Implementation:LMCache LMCache LMCacheEngine Store
| Knowledge Sources | |
|---|---|
| Domains | Caching, Memory_Management |
| Last Updated | 2026-02-09 00:00 GMT |
Overview
Concrete tool for storing KV cache tensors from GPU memory into multi-tier storage backends, provided by the LMCacheEngine class.
Description
The LMCacheEngine.store method is the primary API for persisting KV cache data. It processes input tokens through the token database to generate chunk keys, allocates memory objects from the storage manager, extracts KV tensors from GPU via the GPU connector, and dispatches the data to all configured storage backends. The method is decorated with @torch.inference_mode() for performance and includes health checks, freeze mode support, and statistics monitoring.
Usage
This method is called by the vLLM connector (LMCacheConnectorV1Impl) after each inference request to store the computed KV cache. It can also be called directly when using LMCache in standalone mode.
Code Reference
Source Location
- Repository: LMCache
- File: lmcache/v1/cache_engine.py
- Lines: L333-L528
Signature
@torch.inference_mode()
def store(
self,
tokens: Optional[Union[torch.Tensor, list[int]]] = None,
hashes: Optional[List[int]] = None,
offsets: Optional[List[int]] = None,
mask: Optional[torch.Tensor] = None,
**kwargs,
) -> None:
"""Store the tokens/hashes and mask into the cache engine.
Args:
tokens: The tokens of the corresponding KV caches.
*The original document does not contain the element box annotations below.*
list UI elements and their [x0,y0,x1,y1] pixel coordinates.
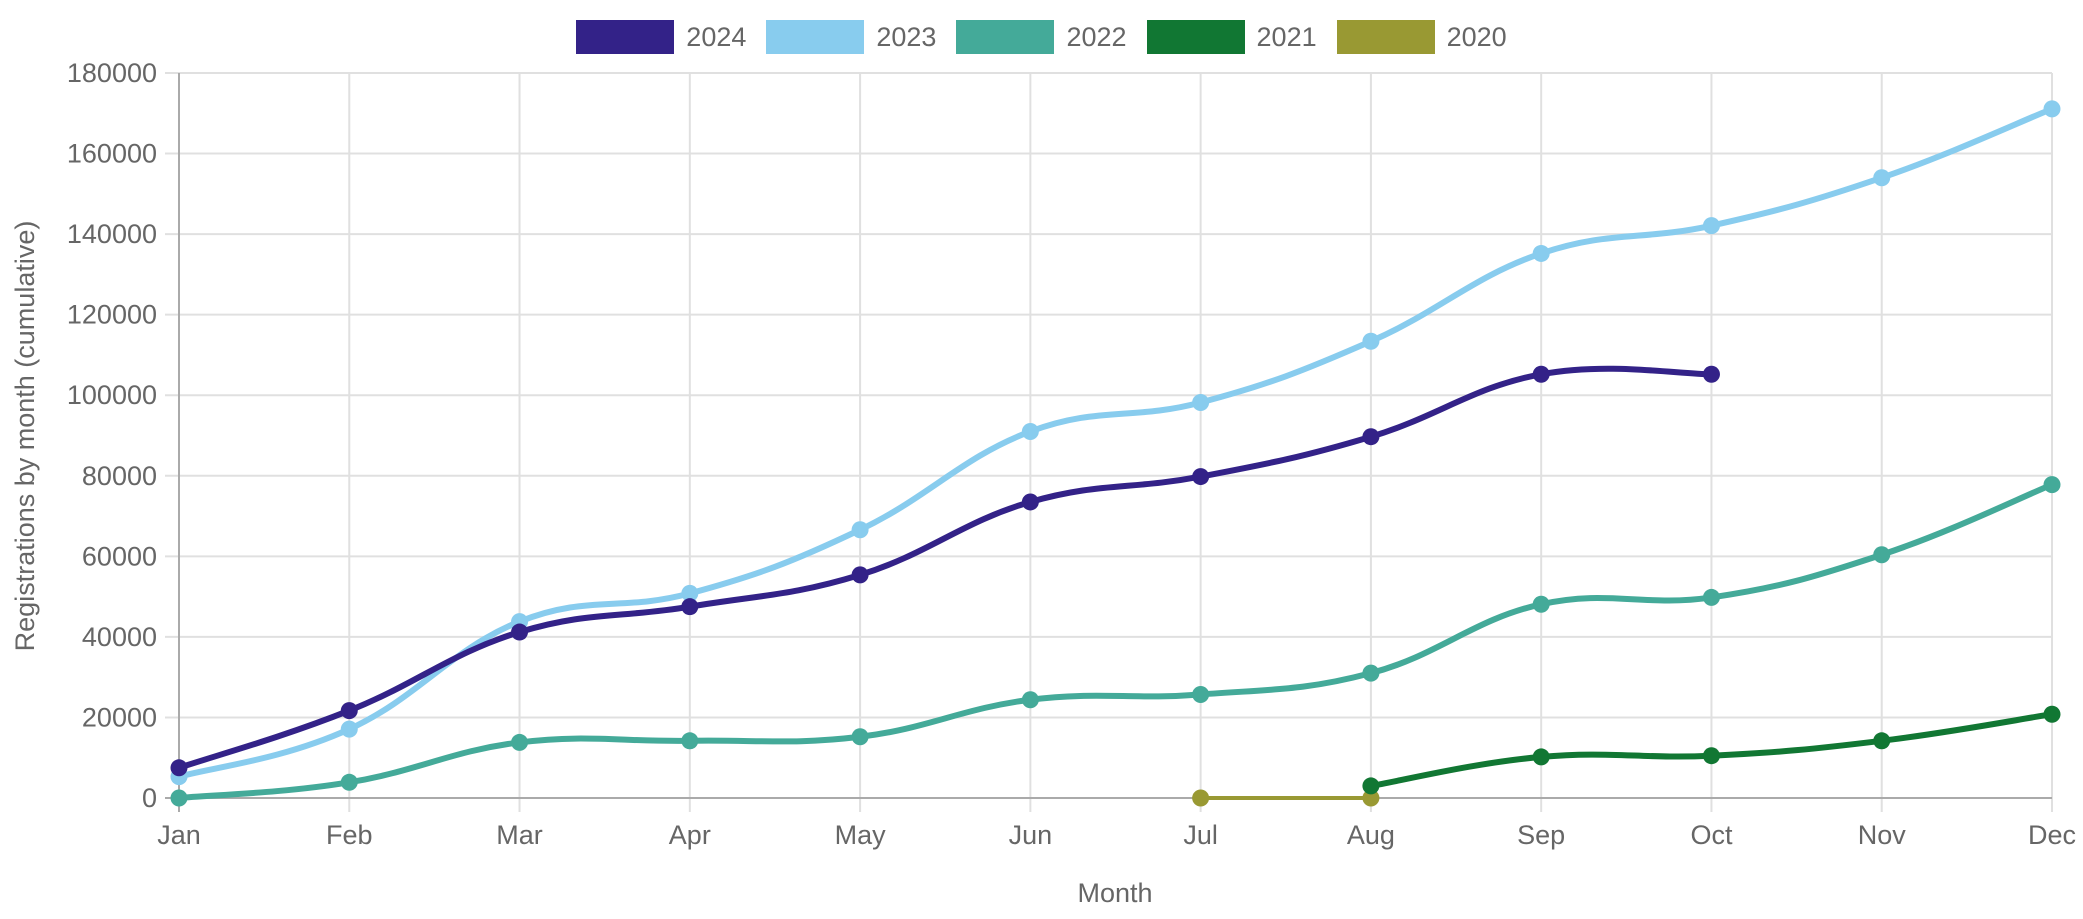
legend-item-2023[interactable]: 2023 [766,20,936,54]
data-point-2021-Nov[interactable] [1873,732,1891,750]
data-point-2023-Feb[interactable] [340,720,358,738]
data-point-2023-Sep[interactable] [1532,244,1550,262]
x-tick-label: Nov [1858,820,1907,850]
data-point-2024-Mar[interactable] [511,623,529,641]
x-tick-label: Feb [326,820,373,850]
data-point-2023-Dec[interactable] [2043,100,2061,118]
legend-swatch [766,20,865,54]
series-line-2023 [176,105,2055,780]
data-point-2020-Jul[interactable] [1192,789,1210,807]
x-tick-label: Mar [496,820,543,850]
legend-label: 2022 [1066,21,1127,52]
data-point-2023-Apr[interactable] [681,584,699,602]
x-tick-label: Oct [1690,820,1733,850]
series-2020 [1192,789,1380,807]
data-point-2024-Apr[interactable] [681,598,699,616]
series-2021 [1362,705,2061,795]
series-2022 [170,476,2061,807]
y-axis-label: Registrations by month (cumulative) [10,221,40,652]
data-point-2021-Oct[interactable] [1702,747,1720,765]
legend-swatch [576,20,675,54]
series-2024 [170,365,1720,777]
legend-item-2022[interactable]: 2022 [956,20,1127,54]
data-point-2022-Nov[interactable] [1873,546,1891,564]
y-tick-label: 100000 [67,380,157,410]
legend-swatch [1336,20,1435,54]
data-point-2022-Jul[interactable] [1192,685,1210,703]
data-point-2021-Sep[interactable] [1532,748,1550,766]
x-tick-labels: Jan Feb Mar Apr May Jun Jul Aug Sep Oct Nov Dec [157,820,2076,850]
x-tick-label: Dec [2028,820,2076,850]
data-point-2023-Jun[interactable] [1021,422,1039,440]
data-point-2022-Jun[interactable] [1021,691,1039,709]
y-tick-label: 40000 [82,622,157,652]
series-layer [170,100,2061,807]
data-point-2022-Feb[interactable] [340,773,358,791]
legend-item-2024[interactable]: 2024 [576,20,746,54]
y-tick-label: 80000 [82,461,157,491]
legend-label: 2024 [686,21,747,52]
data-point-2024-Jan[interactable] [170,759,188,777]
data-point-2023-Nov[interactable] [1873,169,1891,187]
series-line-2022 [176,481,2055,801]
data-point-2024-May[interactable] [851,566,869,584]
x-tick-label: Aug [1347,820,1395,850]
data-point-2022-May[interactable] [851,728,869,746]
data-point-2024-Oct[interactable] [1702,365,1720,383]
x-tick-label: Sep [1517,820,1565,850]
data-point-2024-Jun[interactable] [1021,493,1039,511]
data-point-2022-Sep[interactable] [1532,595,1550,613]
legend-item-2020[interactable]: 2020 [1336,20,1507,54]
data-point-2021-Dec[interactable] [2043,705,2061,723]
x-tick-label: May [835,820,887,850]
y-tick-label: 140000 [67,219,157,249]
data-point-2022-Apr[interactable] [681,732,699,750]
data-point-2021-Aug[interactable] [1362,777,1380,795]
data-point-2024-Jul[interactable] [1192,468,1210,486]
data-point-2023-Jul[interactable] [1192,393,1210,411]
data-point-2020-Aug[interactable] [1362,789,1380,807]
data-point-2023-Aug[interactable] [1362,332,1380,350]
legend-swatch [1146,20,1245,54]
data-point-2023-May[interactable] [851,521,869,539]
x-tick-label: Jan [157,820,201,850]
data-point-2022-Oct[interactable] [1702,588,1720,606]
y-tick-label: 20000 [82,702,157,732]
y-tick-label: 160000 [67,139,157,169]
data-point-2022-Jan[interactable] [170,789,188,807]
axes [165,73,2052,812]
legend-label: 2023 [876,21,937,52]
y-tick-label: 180000 [67,58,157,88]
legend-label: 2021 [1256,21,1317,52]
data-point-2022-Mar[interactable] [511,733,529,751]
x-tick-label: Jun [1009,820,1053,850]
y-tick-label: 60000 [82,541,157,571]
series-line-2024 [176,365,1715,771]
y-tick-label: 0 [142,783,157,813]
x-tick-label: Apr [669,820,711,850]
chart-legend: 2024 2023 2022 2021 2020 [0,17,2083,57]
legend-swatch [956,20,1055,54]
data-point-2024-Sep[interactable] [1532,365,1550,383]
grid-lines [165,72,2053,812]
legend-item-2021[interactable]: 2021 [1146,20,1317,54]
legend-label: 2020 [1446,21,1507,52]
data-point-2022-Dec[interactable] [2043,476,2061,494]
series-2023 [170,100,2061,786]
x-axis-label: Month [1077,878,1152,908]
y-tick-labels: 0 20000 40000 60000 80000 100000 120000 140000 1… [67,58,157,813]
x-tick-label: Jul [1183,820,1218,850]
data-point-2024-Aug[interactable] [1362,428,1380,446]
data-point-2022-Aug[interactable] [1362,664,1380,682]
y-tick-label: 120000 [67,300,157,330]
data-point-2023-Oct[interactable] [1702,217,1720,235]
data-point-2024-Feb[interactable] [340,702,358,720]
hashes: The hashes of the corresponding KV caches.
offsets: Chunk offsets when using hash-based lookup.
mask: Boolean mask (FFFFFTTTTTTT format) where True = tokens to store.
**kwargs: Additional args including paged KV buffer and page tables.
"""
Import
from lmcache.v1.cache_engine import LMCacheEngine, LMCacheEngineBuilder
I/O Contract
Inputs
| Name | Type | Required | Description |
|---|---|---|---|
| tokens | Optional[Union[torch.Tensor, list[int]]] | No* | Token IDs for the request (* either tokens or hashes required) |
| hashes | Optional[List[int]] | No* | Pre-computed chunk hashes |
| offsets | Optional[List[int]] | No | Chunk offsets (required if hashes provided) |
| mask | Optional[torch.Tensor] | No | Boolean mask indicating which tokens to store |
| **kwargs | dict | Yes | Must include paged KV buffer, page tables, slot mappings from serving engine |
Outputs
| Name | Type | Description |
|---|---|---|
| (none) | None | KV cache chunks stored in configured backends (CPU/disk/remote) |
Usage Examples
Standalone Store
import torch
from lmcache.v1.cache_engine import LMCacheEngineBuilder
# Assume engine is already created via LMCacheEngineBuilder.get_or_create()
engine = LMCacheEngineBuilder.get("lmcache")
# Store KV cache for a token sequence
tokens = torch.tensor([1, 2, 3, 4, ...], dtype=torch.long)
engine.store(
tokens=tokens,
kv_caches=kv_buffer, # GPU paged KV buffer
slot_mapping=slot_mapping, # Page table mapping
)